Just like Jesus, keep walking a little out of
step with what’s ordinary. Quietly separate yourselves from the materialism of
the holidays, so your friends and neighbors see holiness in your keeping of these
holy days. This is a time and a season set-apart for renewed worship of Christ.
Renewing our memory of what He has done, and anticipation for what He yet is
coming to do. But this holiness, this set-apartness, is not standoffishness or
superiority, but a life lived among others for goodness sake. Ours also should
be a “holiness in touch” with the lives of others. To be salt and light in this
world, bringing savor and illumination to others. Acts of kindness in the Name
and for the Honor of our Coming King. Lives of generosity, a little reflection
of Christ’s first walk on earth. Lives of hope and expectation, a little
glimpse of why we wait for Him to walk this earth again.

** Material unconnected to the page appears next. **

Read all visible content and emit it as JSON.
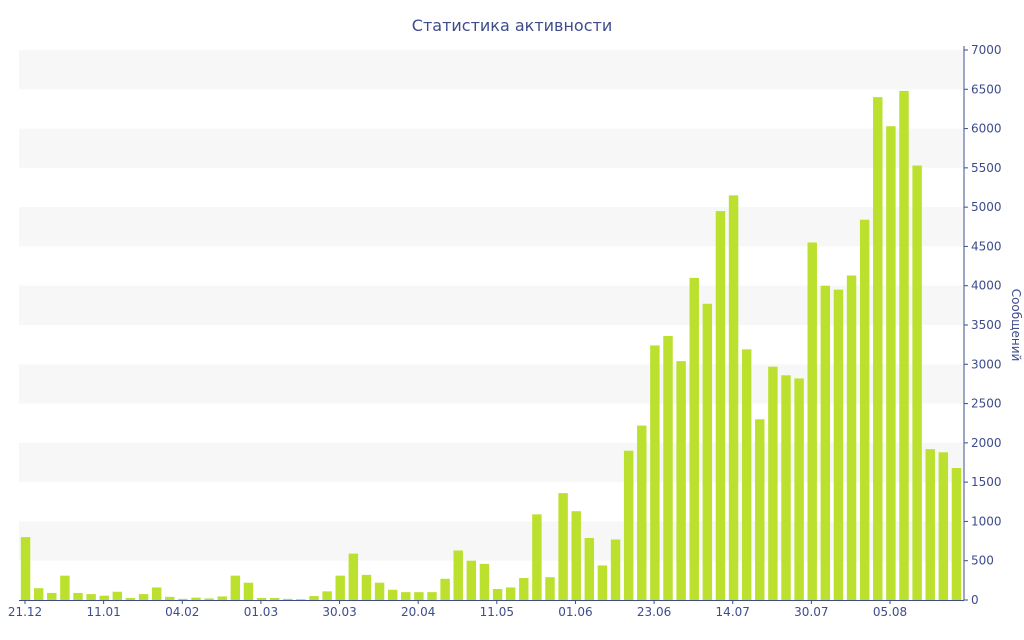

We too are set apart, holy for God. Our humble
origins don’t keep Jesus from putting us to good use. Our sins are cleansed and
washed away when Jesus enters in, so that we are renewed for His calling, holy
and set apart. We bear an honor not our own, that comes from the privilege of
bearing Christ to the world, a treasure in jars of clay. God in Christ came
down to earth, holy and set apart, but to interact with us and live among us.
The coming King whose destination was Jerusalem. Let’s renew our annual walk as
we follow Him, from His cradle to His cross—our coming King who saves us! Amen.